Osric enterró la pala dentro de la tierra húmeda y sacó una nueva carga de barro oscuro. Tenía los antebrazos entumecidos, y cada movimiento era una protesta de músculos agotados. La humedad goteaba del techo del túnel y formaba charcos que le empapaban las botas desde hacía horas.
No se había sentido tan cansado desde la primavera en que su padre murió aplastado por una viga de roble.
—¡Pasa el cesto! —gritó alguien detrás de él. Era Thurstan, el hijo del molinero, con la voz ronca y llena de irritación.
Osric giró y le tendió el capazo lleno de tierra. El túnel era angosto, apenas lo bastante alto para trabajar de rodillas, con el techo sostenido por vigas mal ajustadas y tablones que crujían más y más con cada palada de tierra.
"Si esta madera cede, no tendremos tiempo de rezar", pensó. Aunque hacía meses que no rezaba nada. Ni siquiera cuando cayó enferma su hermana pequeña. La guerra no dejaba tiempo para la fe.
Thurstan tiró del capazo y comenzó a arrastrarlo hacia la entrada del túnel. El muchacho no hablaba mucho desde que se encontró un cráneo bajo la tierra, a unos veintiocho codos de la muralla. Era de un viejo intento de asedio, quizás una generación atrás.
Arriba, el viento traía el olor del campamento: humo, sudor y orina. A Osric le gustaba más el olor de allí abajo. Era más honesto.
—¿Cuánto falta? —preguntó Ralph, al cantero que los dirigía.
Osric levantó la cabeza, sudando.
—Cinco codos, tal vez menos. Ya se oye el eco de la piedra.

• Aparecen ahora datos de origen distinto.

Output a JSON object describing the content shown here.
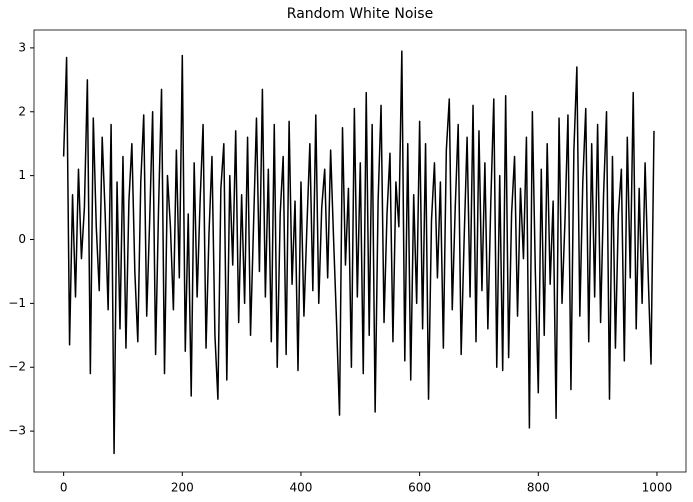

Ralph asintió. Tenía la cara cubierta de polvo y los ojos inyectados en sangre por las lámparas de aceite. Llevaba días sin dormir bien. Los rumores decían que el conde estaba impaciente, que quería hacer saltar la torre sur antes de la cosecha, antes de que el rey mirara hacia otro lado.
Un golpe seco los detuvo.
La madera crujió.
Los tres se miraron, conteniendo el aliento. El túnel pareció respirar con ellos. Luego, un segundo crujido. Más agudo. Más cercano.
—¡Salid! —gritó Ralph.
Osric se empujó hacia atrás con las palmas embarradas. Thurstan dejó caer el capazo. Unas piedras pequeñas cayeron del techo. Luego tierra suelta.
Pero no colapsó.
—Ha cedido un poco, nada más —dijo Osric, jadeando—. Aún aguanta.
—Hoy sí —murmuró Ralph—. Pero si no colocamos refuerzos, mañana tal vez no.
Osric asintió, pero no volvió a coger la pala enseguida. Miró el suelo bajo sus rodillas, la humedad, la oscuridad, el aire espeso.
Sabía que si moría allí, lo haría sin ver la muralla caer. Sin saber si su trabajo había servido para algo.
Pero volvió a tomar la pala. Porque no había otra opción. Porque había hombres esperando allí arriba, con espadas limpias y escudos relucientes, y él no era uno de ellos.